TIME contract photographer Shaul Schwarz writes for LightBox about his experience documenting years of drug-related violence in Mexico.
It has been 3 years since I first went down to cover the violence on the streets of Ciudad Juarez. At first glance, Juarez is an ordinary Mexican border city, filled with kind and helpful people. But I quickly became overwhelmed by how easily such levels of violence can consume a society. Visiting crime scene after crime scene—the parking lot of an elegant shopping mall at noon or 50 feet from the border of El Paso (rated the safest city in the U.S. in 2010) or in the middle of a busy intersection during rush hour traffic—one can feel the immense devastation and realize the human tragedy. There exists a routine: the body collectors come and the evidence is collected as citizens press against the yellow crime scene tape, wondering who is next.
But where people get assassinated doesn’t matter anymore to the ordinary citizens of Juarez. What matters is that nobody sees or hears anything; that no one gets arrested and that no one is to be trusted, especially the Federal Police. The people of Juarez are steeped in daily fear and distrust.
The continual violence on the streets of Juarez has earned the city the ominous title “murder capital of the world.” Forty thousand people have been killed in Mexico since the war on drugs began, with no end in sight. Seeing the effects ripple through the lives of ordinary citizens is the most devastating for me as a photojournalist. Well beyond the circle of traffickers, cartels and the killers, the violence and its impunity affects millions of lives on both sides of the border, permanently reshaping Mexican culture and society.
No one is pardoned from the effects of the violence. Small business owners are extorted and threatened with death by petty criminals taking advantage of the climate of fear. Young boys see the obvious power and strive to emulate the culture of the “Narcos,” adopting their clothing, playing their music and brazenly portraying their symbols.
I have come to realize that there is a fundamental and systemic collapse within Mexico’s system of governance—law and order is held at gunpoint by the business of drug trafficking. Today’s youth turn into tomorrow’s foot soldiers of death. America’s endless demand for drugs and the exportation of weapons have changed the reality of life. Despite the “war” launched at these multi-billion dollar organized crime giants, Mexico has been not been able to stop its slide as a failed state.

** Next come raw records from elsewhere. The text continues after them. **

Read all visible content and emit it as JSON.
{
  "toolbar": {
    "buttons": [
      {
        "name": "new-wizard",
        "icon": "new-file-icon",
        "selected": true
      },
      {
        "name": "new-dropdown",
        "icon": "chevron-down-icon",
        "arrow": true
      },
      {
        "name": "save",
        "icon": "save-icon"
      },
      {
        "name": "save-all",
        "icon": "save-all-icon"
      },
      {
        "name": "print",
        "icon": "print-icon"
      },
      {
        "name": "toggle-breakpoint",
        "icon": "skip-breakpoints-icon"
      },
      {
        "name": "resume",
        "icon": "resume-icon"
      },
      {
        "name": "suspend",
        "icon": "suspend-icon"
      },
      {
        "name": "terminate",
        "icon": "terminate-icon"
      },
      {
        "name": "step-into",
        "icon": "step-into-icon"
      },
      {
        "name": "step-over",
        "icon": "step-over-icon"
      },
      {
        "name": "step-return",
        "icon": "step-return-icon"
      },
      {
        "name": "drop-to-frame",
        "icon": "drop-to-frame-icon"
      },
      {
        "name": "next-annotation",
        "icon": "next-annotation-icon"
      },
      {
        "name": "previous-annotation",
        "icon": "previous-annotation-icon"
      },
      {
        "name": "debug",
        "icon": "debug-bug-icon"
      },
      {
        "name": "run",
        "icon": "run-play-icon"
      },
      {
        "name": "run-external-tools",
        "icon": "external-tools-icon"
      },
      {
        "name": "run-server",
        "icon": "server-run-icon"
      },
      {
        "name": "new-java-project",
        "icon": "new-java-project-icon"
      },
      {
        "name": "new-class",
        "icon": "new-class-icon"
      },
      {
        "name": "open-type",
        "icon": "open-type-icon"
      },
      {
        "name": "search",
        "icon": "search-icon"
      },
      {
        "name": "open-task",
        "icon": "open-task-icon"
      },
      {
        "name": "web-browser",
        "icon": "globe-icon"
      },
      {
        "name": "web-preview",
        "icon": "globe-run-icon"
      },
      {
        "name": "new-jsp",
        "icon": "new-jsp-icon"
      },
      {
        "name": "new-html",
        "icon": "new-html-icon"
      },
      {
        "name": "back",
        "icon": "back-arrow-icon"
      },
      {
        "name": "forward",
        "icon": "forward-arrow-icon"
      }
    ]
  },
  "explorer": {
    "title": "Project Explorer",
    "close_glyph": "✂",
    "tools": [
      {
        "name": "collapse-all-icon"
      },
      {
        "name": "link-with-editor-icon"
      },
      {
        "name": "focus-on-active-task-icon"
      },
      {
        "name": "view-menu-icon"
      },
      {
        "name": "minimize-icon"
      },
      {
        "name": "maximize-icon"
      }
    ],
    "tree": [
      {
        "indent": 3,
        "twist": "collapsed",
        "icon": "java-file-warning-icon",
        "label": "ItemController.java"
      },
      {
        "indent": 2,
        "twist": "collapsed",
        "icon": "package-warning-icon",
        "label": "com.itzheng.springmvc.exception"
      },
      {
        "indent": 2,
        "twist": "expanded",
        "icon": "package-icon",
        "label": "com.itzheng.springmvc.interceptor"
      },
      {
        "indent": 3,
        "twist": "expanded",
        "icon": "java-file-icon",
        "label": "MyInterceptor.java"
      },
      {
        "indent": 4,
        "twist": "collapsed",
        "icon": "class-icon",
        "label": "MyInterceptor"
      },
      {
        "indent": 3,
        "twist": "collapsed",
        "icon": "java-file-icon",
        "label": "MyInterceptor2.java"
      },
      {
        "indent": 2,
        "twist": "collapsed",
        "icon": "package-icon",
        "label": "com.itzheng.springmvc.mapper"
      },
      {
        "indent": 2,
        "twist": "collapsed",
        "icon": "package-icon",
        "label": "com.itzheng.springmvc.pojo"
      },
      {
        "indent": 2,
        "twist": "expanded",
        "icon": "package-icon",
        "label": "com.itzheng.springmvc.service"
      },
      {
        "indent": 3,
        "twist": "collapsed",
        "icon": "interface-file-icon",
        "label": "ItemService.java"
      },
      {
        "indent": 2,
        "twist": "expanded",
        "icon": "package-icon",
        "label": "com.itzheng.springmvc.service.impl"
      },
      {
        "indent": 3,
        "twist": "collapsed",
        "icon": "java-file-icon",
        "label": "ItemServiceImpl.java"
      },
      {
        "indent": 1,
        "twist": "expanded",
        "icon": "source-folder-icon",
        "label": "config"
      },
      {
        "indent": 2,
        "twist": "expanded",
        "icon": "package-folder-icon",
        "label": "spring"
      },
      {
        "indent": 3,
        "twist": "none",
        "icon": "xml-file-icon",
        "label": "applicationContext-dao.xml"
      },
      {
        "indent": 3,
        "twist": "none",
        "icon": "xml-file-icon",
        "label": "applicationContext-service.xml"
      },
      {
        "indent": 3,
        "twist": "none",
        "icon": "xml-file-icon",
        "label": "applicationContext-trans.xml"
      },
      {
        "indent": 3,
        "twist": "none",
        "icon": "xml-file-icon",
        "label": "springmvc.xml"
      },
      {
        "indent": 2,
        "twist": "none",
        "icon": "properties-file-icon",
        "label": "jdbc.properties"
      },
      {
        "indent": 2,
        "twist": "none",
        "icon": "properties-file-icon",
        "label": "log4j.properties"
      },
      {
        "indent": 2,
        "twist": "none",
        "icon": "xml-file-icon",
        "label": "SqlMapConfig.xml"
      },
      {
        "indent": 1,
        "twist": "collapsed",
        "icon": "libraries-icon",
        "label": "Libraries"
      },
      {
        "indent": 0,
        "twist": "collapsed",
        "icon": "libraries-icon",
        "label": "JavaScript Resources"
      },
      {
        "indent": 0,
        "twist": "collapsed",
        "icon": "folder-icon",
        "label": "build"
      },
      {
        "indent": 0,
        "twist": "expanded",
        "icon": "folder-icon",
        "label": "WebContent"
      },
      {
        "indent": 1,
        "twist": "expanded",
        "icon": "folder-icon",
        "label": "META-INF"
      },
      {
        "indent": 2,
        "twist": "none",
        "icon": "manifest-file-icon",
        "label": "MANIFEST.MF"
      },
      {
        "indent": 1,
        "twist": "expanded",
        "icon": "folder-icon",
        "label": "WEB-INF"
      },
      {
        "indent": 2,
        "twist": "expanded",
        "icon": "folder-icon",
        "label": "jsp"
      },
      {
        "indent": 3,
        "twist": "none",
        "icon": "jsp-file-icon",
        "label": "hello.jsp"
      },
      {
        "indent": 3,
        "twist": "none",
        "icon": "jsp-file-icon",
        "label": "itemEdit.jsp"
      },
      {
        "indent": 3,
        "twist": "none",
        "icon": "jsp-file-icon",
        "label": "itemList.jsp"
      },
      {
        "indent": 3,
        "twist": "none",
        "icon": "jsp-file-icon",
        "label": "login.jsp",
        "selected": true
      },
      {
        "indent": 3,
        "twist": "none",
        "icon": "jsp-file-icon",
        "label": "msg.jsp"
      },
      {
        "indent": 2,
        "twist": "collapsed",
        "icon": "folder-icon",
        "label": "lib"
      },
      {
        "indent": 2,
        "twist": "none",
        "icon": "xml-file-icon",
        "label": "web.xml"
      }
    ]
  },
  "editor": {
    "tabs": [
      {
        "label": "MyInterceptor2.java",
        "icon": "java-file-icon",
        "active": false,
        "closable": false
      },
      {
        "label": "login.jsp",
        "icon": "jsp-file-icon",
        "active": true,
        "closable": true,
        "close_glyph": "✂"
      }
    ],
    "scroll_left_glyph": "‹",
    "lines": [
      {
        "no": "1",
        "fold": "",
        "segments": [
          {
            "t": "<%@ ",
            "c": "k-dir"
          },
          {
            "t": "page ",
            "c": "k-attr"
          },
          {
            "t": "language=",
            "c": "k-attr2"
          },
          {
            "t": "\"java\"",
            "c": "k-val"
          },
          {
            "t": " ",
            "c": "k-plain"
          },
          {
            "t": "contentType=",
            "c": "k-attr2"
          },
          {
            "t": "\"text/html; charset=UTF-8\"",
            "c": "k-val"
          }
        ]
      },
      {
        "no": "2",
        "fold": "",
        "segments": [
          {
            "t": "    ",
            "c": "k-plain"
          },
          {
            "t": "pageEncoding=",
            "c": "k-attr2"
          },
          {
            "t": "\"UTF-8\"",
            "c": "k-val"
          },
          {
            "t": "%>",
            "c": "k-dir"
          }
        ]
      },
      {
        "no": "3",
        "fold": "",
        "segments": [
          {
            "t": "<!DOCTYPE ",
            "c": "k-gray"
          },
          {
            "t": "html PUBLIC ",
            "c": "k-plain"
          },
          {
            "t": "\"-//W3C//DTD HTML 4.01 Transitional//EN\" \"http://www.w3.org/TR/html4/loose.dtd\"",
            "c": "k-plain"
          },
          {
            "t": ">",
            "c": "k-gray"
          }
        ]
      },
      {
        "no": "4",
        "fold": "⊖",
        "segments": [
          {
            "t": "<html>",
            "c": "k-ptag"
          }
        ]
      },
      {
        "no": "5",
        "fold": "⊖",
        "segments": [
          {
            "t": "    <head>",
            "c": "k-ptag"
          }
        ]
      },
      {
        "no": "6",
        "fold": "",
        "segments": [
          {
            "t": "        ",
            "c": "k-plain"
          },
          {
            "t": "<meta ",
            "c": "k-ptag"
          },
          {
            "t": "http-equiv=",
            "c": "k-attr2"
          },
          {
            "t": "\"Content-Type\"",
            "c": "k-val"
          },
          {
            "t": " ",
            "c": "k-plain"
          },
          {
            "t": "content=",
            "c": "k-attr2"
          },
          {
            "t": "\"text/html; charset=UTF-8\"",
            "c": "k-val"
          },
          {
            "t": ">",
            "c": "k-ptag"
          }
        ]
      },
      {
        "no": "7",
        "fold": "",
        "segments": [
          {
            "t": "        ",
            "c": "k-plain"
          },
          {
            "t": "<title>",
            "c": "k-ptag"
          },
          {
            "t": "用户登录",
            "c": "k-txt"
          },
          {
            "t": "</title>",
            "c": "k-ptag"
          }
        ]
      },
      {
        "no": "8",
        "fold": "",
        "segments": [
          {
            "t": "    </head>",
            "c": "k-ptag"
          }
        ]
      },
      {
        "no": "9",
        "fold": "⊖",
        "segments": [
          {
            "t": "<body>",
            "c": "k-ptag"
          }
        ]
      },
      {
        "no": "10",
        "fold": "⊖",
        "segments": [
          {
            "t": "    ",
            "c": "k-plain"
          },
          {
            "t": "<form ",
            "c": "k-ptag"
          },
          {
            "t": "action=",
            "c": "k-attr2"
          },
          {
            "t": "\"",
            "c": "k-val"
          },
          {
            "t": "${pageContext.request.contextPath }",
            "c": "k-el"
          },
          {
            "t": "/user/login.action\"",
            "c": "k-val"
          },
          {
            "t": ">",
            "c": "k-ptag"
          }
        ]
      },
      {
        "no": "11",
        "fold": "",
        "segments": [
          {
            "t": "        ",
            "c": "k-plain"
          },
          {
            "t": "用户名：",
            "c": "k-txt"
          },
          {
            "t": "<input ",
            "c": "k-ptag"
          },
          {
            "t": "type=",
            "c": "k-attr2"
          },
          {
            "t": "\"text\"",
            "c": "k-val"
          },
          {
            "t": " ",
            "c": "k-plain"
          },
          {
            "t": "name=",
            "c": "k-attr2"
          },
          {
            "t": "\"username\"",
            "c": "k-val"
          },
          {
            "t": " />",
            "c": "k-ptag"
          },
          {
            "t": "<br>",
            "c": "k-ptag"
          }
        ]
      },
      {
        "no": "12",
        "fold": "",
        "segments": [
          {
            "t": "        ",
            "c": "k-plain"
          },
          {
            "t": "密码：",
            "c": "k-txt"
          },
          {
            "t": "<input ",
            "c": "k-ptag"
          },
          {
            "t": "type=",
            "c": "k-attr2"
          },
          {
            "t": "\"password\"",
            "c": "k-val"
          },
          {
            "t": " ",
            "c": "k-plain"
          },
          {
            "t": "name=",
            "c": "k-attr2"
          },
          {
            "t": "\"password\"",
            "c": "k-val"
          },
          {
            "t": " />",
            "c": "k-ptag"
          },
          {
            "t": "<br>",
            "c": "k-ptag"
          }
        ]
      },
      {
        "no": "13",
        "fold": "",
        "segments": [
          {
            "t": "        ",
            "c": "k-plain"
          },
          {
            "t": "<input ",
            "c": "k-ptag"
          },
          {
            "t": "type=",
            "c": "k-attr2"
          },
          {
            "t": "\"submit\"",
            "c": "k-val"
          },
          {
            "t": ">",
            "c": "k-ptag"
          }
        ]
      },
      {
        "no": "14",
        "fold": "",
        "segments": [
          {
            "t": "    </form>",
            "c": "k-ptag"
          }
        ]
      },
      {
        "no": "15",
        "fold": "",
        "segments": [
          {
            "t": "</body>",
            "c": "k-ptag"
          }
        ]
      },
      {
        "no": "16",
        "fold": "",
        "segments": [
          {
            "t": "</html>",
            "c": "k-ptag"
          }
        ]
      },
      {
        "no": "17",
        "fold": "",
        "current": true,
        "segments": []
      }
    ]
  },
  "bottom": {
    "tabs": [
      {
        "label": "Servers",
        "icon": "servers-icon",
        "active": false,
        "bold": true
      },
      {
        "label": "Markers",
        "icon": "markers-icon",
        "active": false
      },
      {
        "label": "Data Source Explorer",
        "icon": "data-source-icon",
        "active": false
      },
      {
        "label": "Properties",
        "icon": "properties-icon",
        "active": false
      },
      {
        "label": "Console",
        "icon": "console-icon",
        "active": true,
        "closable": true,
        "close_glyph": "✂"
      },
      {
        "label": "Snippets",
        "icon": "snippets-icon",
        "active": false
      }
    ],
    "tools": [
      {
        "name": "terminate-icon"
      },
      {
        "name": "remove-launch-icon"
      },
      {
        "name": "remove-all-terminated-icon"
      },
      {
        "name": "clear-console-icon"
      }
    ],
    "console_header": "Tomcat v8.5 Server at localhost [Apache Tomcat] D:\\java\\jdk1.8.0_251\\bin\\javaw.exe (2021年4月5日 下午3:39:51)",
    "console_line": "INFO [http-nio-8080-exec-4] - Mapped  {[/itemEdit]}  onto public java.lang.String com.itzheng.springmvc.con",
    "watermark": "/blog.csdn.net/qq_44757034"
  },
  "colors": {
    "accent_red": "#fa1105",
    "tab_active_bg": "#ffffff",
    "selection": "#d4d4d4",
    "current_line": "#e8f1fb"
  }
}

As difficult as it is to photograph a land so impoverished by death and the threat of it, and as scary as it is sometimes, the endurance of the Mexican people and their generally helpful and kind disposition never fails to amaze me. I have so much respect for them and am so pained by their suffering. Every time I raise my camera from my side, my own fear dissipates as I look at my Mexican compatriots who risk their lives daily for the truth. To me, they seem to try in vain to document the reality facing ordinary citizens in cities like Juarez. I am left to remember how lucky I am that I can get on a plane and leave, back to my safe city in the United States. Many of my compadres don’t have that luxury.
I am now entering the fourth year of covering this story. At a certain point, I felt that my pictures alone can no longer tell the complete story I was trying to show. About a year ago, I began filming a feature documentary to be released in early 2012. Entitled Narco Cultura, the film will be accompanied by a book of photographs.
Shaul Schwarz is an award winning photographer and filmmaker. Schwarz, a TIME contract photographer, is represented by Reportage/Getty Images. Schwarz’s work has also appeared in major publications such as National Geographic, The New York Times Magazine and Paris Match, among others. Some of the most important honors Schwarz has received over the years include the Robert Capa Gold Medal, two World Press Photo Awards and the acclaimed Visa D’or in Perpignan.